Replacing a phone can be expensive, not to mention a hassle. Your panic about the imagined death of your phone is short lived, thankfully. Although dripping wet, it still works fine. Whew.
 
You can thank the material that coats your phone for protecting it. Because device failure could have serious consequences, electronic manufacturers use a process called conformal coatings. These transparent materials protect electronic assemblies like circuit boards or electronic devices against rain, heat, cold, snow, vibration, fungus, oxidation, corrosion, in sum, any "environmental attack," including "street-corner" showers.
 
Conformal coatings find use in the auto, aircraft, military, medical device, wearable electronics industries. Among other uses, coatings also prevent electrostatic discharge, electromagnetic interference, and radio frequency interference.
 
One company is ramping up its approach to ensuring that our devices are defensed against "environmental attacks" by inspecting the integrity of their conformal coatings.
 
In conformal coating inspection (CCI), special LEDs illuminate coatings that are mixed with particles that fluoresce under UV light. The coating layer typically fluoresces in blue under this excitation. With the right frequency adjustments, common defects like bubbles, contamination, or missing coatings are detected.
 
Viscom AG, which specializes in  assembly inspection for electronics manufacturing, developed a module for CCI in electronics production. The company claims that the product, the HighDensity module, works as an option to its S3088 CCI system. It's recommended when nano-plasma (think really thin coatings) coatings need inspection, Viscom says.
 
It can also be used to inspect extremely temperature resistant silicone-based coatings that are used, for example, to make smartphones (like the one at the bus stop) resistant to moisture.
Among its other features, the module features special high-power LEDs which are attached about the camera. Their UV light (black light) with special wavelengths provides optimum illumination, even for coatings with weak fluorescence properties.
 
The system works with efficient ultraviolet illumination, which contrasts the UV-reactive protective conformal coating against the background material.
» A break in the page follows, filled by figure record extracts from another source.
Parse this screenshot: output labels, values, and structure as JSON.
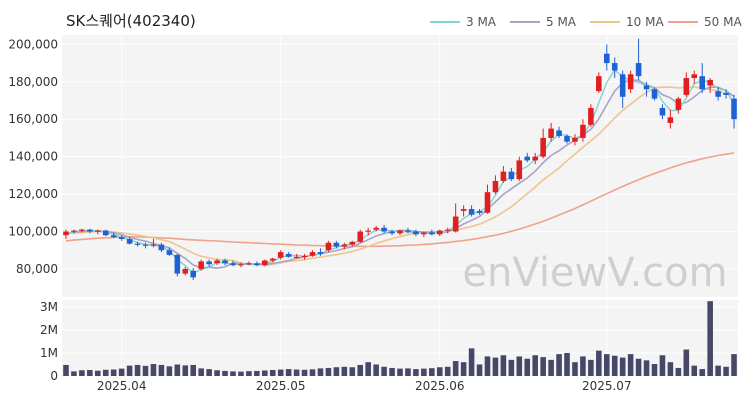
{
  "title": "SK스퀘어(402340)",
  "watermark": "enViewV.com",
  "colors": {
    "up": "#e02020",
    "down": "#1f62d6",
    "ma3": "#7fd3d0",
    "ma5": "#a9a2c9",
    "ma10": "#efc58c",
    "ma50": "#f0a28c",
    "volume": "#474868",
    "panel_bg": "#f4f4f4",
    "grid": "#ffffff"
  },
  "chart_data": {
    "type": "candlestick",
    "price_axis": {
      "min": 65000,
      "max": 205000,
      "ticks": [
        "200,000",
        "180,000",
        "160,000",
        "140,000",
        "120,000",
        "100,000",
        "80,000"
      ],
      "tick_values": [
        200000,
        180000,
        160000,
        140000,
        120000,
        100000,
        80000
      ]
    },
    "volume_axis": {
      "min": 0,
      "max": 3300000,
      "ticks": [
        "3M",
        "2M",
        "1M",
        "0"
      ],
      "tick_values": [
        3000000,
        2000000,
        1000000,
        0
      ]
    },
    "x_ticks": [
      {
        "label": "2025.04",
        "index": 7
      },
      {
        "label": "2025.05",
        "index": 27
      },
      {
        "label": "2025.06",
        "index": 47
      },
      {
        "label": "2025.07",
        "index": 68
      }
    ],
    "legend": [
      "3 MA",
      "5 MA",
      "10 MA",
      "50 MA"
    ],
    "candles": [
      [
        98000,
        101000,
        96000,
        100000
      ],
      [
        100000,
        101000,
        99000,
        100500
      ],
      [
        100500,
        101500,
        99500,
        101000
      ],
      [
        101000,
        101500,
        99000,
        100000
      ],
      [
        100000,
        101000,
        98500,
        100500
      ],
      [
        100500,
        101000,
        97500,
        98000
      ],
      [
        98000,
        99500,
        96500,
        97000
      ],
      [
        97000,
        98000,
        95000,
        96000
      ],
      [
        96000,
        97000,
        93000,
        93500
      ],
      [
        93500,
        94500,
        92000,
        93000
      ],
      [
        93000,
        94000,
        91000,
        92500
      ],
      [
        92500,
        96000,
        91500,
        93000
      ],
      [
        93000,
        94000,
        89000,
        90000
      ],
      [
        90000,
        91500,
        87000,
        87500
      ],
      [
        87500,
        88000,
        76000,
        77500
      ],
      [
        77500,
        81000,
        76500,
        80000
      ],
      [
        79000,
        80500,
        74000,
        75500
      ],
      [
        80000,
        85000,
        79000,
        84000
      ],
      [
        84000,
        85000,
        81000,
        82500
      ],
      [
        83000,
        85500,
        82000,
        84500
      ],
      [
        84500,
        85500,
        82000,
        83000
      ],
      [
        83000,
        84500,
        81500,
        82000
      ],
      [
        82000,
        83500,
        81000,
        82500
      ],
      [
        82500,
        84000,
        82000,
        83000
      ],
      [
        83000,
        84000,
        81500,
        82000
      ],
      [
        82000,
        85000,
        81500,
        84500
      ],
      [
        84500,
        86000,
        83500,
        85500
      ],
      [
        86000,
        90000,
        85000,
        89000
      ],
      [
        88000,
        89000,
        86000,
        86500
      ],
      [
        86500,
        88000,
        85500,
        86500
      ],
      [
        86500,
        88000,
        85000,
        87000
      ],
      [
        87000,
        90000,
        86500,
        89000
      ],
      [
        89000,
        91000,
        87000,
        88000
      ],
      [
        90000,
        95000,
        89000,
        94000
      ],
      [
        94000,
        95000,
        91000,
        92000
      ],
      [
        92000,
        94000,
        90500,
        93000
      ],
      [
        93000,
        95000,
        92000,
        94500
      ],
      [
        94500,
        101000,
        94000,
        100000
      ],
      [
        100000,
        102000,
        98000,
        100500
      ],
      [
        101000,
        103000,
        100000,
        102000
      ],
      [
        102000,
        103500,
        99000,
        100000
      ],
      [
        100000,
        101000,
        98000,
        99000
      ],
      [
        99000,
        101000,
        98000,
        100500
      ],
      [
        100500,
        102000,
        99000,
        100000
      ],
      [
        100000,
        101000,
        97500,
        98500
      ],
      [
        98500,
        100000,
        97000,
        99500
      ],
      [
        99500,
        101000,
        98000,
        98500
      ],
      [
        98500,
        101000,
        97500,
        100500
      ],
      [
        100500,
        102000,
        99000,
        101000
      ],
      [
        100000,
        115000,
        99500,
        108000
      ],
      [
        111000,
        114000,
        108000,
        112000
      ],
      [
        112000,
        114000,
        108000,
        109000
      ],
      [
        111000,
        112000,
        109000,
        110000
      ],
      [
        110000,
        125000,
        109500,
        121000
      ],
      [
        121000,
        130000,
        120000,
        127000
      ],
      [
        127000,
        135000,
        126000,
        132000
      ],
      [
        132000,
        134000,
        127000,
        128000
      ],
      [
        128000,
        140000,
        127000,
        138000
      ],
      [
        140000,
        142000,
        137000,
        138000
      ],
      [
        138000,
        142000,
        136000,
        140000
      ],
      [
        140000,
        155000,
        139000,
        150000
      ],
      [
        150000,
        158000,
        148000,
        155000
      ],
      [
        154000,
        156000,
        150000,
        151000
      ],
      [
        151000,
        152000,
        147000,
        148000
      ],
      [
        148000,
        152000,
        146000,
        150000
      ],
      [
        150000,
        160000,
        148000,
        157000
      ],
      [
        157000,
        168000,
        156000,
        166000
      ],
      [
        175000,
        185000,
        174000,
        183000
      ],
      [
        195000,
        200000,
        186000,
        190000
      ],
      [
        190000,
        193000,
        182000,
        186000
      ],
      [
        184000,
        186000,
        166000,
        172000
      ],
      [
        176000,
        186000,
        174000,
        184000
      ],
      [
        190000,
        203000,
        181000,
        183000
      ],
      [
        178000,
        180000,
        172000,
        176000
      ],
      [
        176000,
        177000,
        170000,
        171000
      ],
      [
        166000,
        168000,
        160000,
        162000
      ],
      [
        158000,
        165000,
        155000,
        161000
      ],
      [
        165000,
        172000,
        163000,
        171000
      ],
      [
        173000,
        185000,
        172000,
        182000
      ],
      [
        182000,
        186000,
        179000,
        184000
      ],
      [
        183000,
        190000,
        174000,
        176000
      ],
      [
        178000,
        182000,
        174000,
        181000
      ],
      [
        175000,
        177000,
        170000,
        172000
      ],
      [
        174000,
        176000,
        171000,
        173000
      ],
      [
        171000,
        173000,
        155000,
        160000
      ]
    ],
    "ma3": [
      99000,
      99800,
      100500,
      100500,
      100300,
      99500,
      98500,
      97000,
      95500,
      94200,
      93000,
      92800,
      91800,
      89800,
      85000,
      81700,
      77700,
      79800,
      80700,
      83700,
      83300,
      82500,
      82500,
      82500,
      82500,
      83300,
      84000,
      86300,
      87000,
      87300,
      86700,
      87500,
      88000,
      90300,
      91300,
      93000,
      93200,
      95500,
      98300,
      100800,
      100800,
      100300,
      99800,
      99800,
      99300,
      99300,
      98800,
      99500,
      100200,
      103200,
      107000,
      109700,
      110300,
      113300,
      119300,
      126700,
      129000,
      132700,
      134700,
      138700,
      142700,
      148300,
      152000,
      151300,
      149700,
      151700,
      157700,
      168700,
      179700,
      186300,
      182700,
      180700,
      179700,
      177700,
      176700,
      169700,
      164700,
      164700,
      171300,
      179000,
      180700,
      179700,
      176300,
      175300,
      168300
    ],
    "ma5": [
      99000,
      99500,
      100000,
      100300,
      100400,
      100000,
      99400,
      98300,
      96900,
      95700,
      94800,
      93600,
      92400,
      91200,
      88300,
      85600,
      82100,
      80600,
      80900,
      80400,
      81100,
      83200,
      82900,
      82800,
      82500,
      82600,
      82900,
      83700,
      84500,
      85600,
      86500,
      87400,
      88100,
      89000,
      89800,
      90900,
      91900,
      93800,
      95600,
      97600,
      98900,
      100000,
      100600,
      100600,
      100000,
      99700,
      99500,
      99500,
      99800,
      101700,
      104000,
      106000,
      108000,
      112000,
      115800,
      119800,
      122800,
      125800,
      128600,
      132200,
      136800,
      140600,
      143200,
      146200,
      148800,
      151600,
      154600,
      160200,
      167800,
      175000,
      179400,
      181000,
      180800,
      178400,
      176800,
      173200,
      171400,
      168100,
      169000,
      171900,
      175400,
      177100,
      177100,
      175200,
      172200
    ],
    "ma10": [
      99000,
      99200,
      99500,
      99800,
      100000,
      100000,
      99700,
      99300,
      98700,
      98100,
      97400,
      96500,
      95600,
      94600,
      92600,
      90600,
      88400,
      86800,
      85900,
      85000,
      84800,
      84500,
      83000,
      82500,
      82300,
      82000,
      82500,
      83200,
      84000,
      84400,
      85000,
      85700,
      86300,
      87000,
      87600,
      88400,
      89300,
      90600,
      92000,
      93600,
      94900,
      96200,
      97300,
      98300,
      99000,
      99600,
      99900,
      100000,
      100200,
      100800,
      101700,
      102700,
      103900,
      105800,
      107800,
      110400,
      113200,
      116600,
      120200,
      123800,
      127600,
      130700,
      134000,
      137800,
      141400,
      145000,
      148400,
      152000,
      156300,
      160600,
      164700,
      168100,
      171400,
      174300,
      176800,
      177100,
      177100,
      176800,
      177000,
      177100,
      176600,
      176100,
      174900,
      173700,
      172300
    ],
    "ma50": [
      95000,
      95400,
      95800,
      96100,
      96400,
      96600,
      96800,
      97000,
      97100,
      97100,
      97000,
      96800,
      96600,
      96400,
      96100,
      95800,
      95500,
      95300,
      95100,
      94900,
      94600,
      94400,
      94200,
      94000,
      93800,
      93600,
      93400,
      93200,
      93000,
      92800,
      92700,
      92500,
      92400,
      92300,
      92200,
      92100,
      92100,
      92100,
      92100,
      92100,
      92200,
      92300,
      92400,
      92600,
      92800,
      93100,
      93400,
      93800,
      94200,
      94700,
      95200,
      95800,
      96400,
      97200,
      98000,
      99000,
      100100,
      101300,
      102600,
      104000,
      105500,
      107100,
      108800,
      110500,
      112300,
      114200,
      116200,
      118200,
      120200,
      122200,
      124100,
      125900,
      127700,
      129400,
      131000,
      132500,
      134000,
      135400,
      136700,
      137800,
      138900,
      139800,
      140600,
      141300,
      142000
    ],
    "volume": [
      480000,
      200000,
      250000,
      260000,
      230000,
      270000,
      280000,
      320000,
      450000,
      480000,
      440000,
      520000,
      480000,
      420000,
      500000,
      460000,
      480000,
      330000,
      300000,
      250000,
      220000,
      200000,
      190000,
      210000,
      220000,
      240000,
      260000,
      280000,
      300000,
      280000,
      270000,
      290000,
      330000,
      350000,
      380000,
      400000,
      380000,
      480000,
      600000,
      500000,
      400000,
      350000,
      320000,
      330000,
      300000,
      320000,
      340000,
      380000,
      400000,
      650000,
      600000,
      1200000,
      500000,
      850000,
      800000,
      900000,
      700000,
      850000,
      750000,
      900000,
      820000,
      700000,
      950000,
      1000000,
      600000,
      850000,
      700000,
      1100000,
      950000,
      880000,
      800000,
      950000,
      750000,
      680000,
      520000,
      900000,
      600000,
      350000,
      1150000,
      450000,
      300000,
      3250000,
      450000,
      400000,
      950000
    ]
  }
}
According to the Germany-based company, the spectrally sensitive cameras visibly identifies even the smallest of flaws.
 
The system can also be fitted with four to eight cameras, angled in a configuration that affords inspection of hard-to-see spaces on the components, the company claims.
 
Makes one wonder if umbrellas should come equipped with angled cameras, for a heads-up against getting drenched by busses plowing through puddles.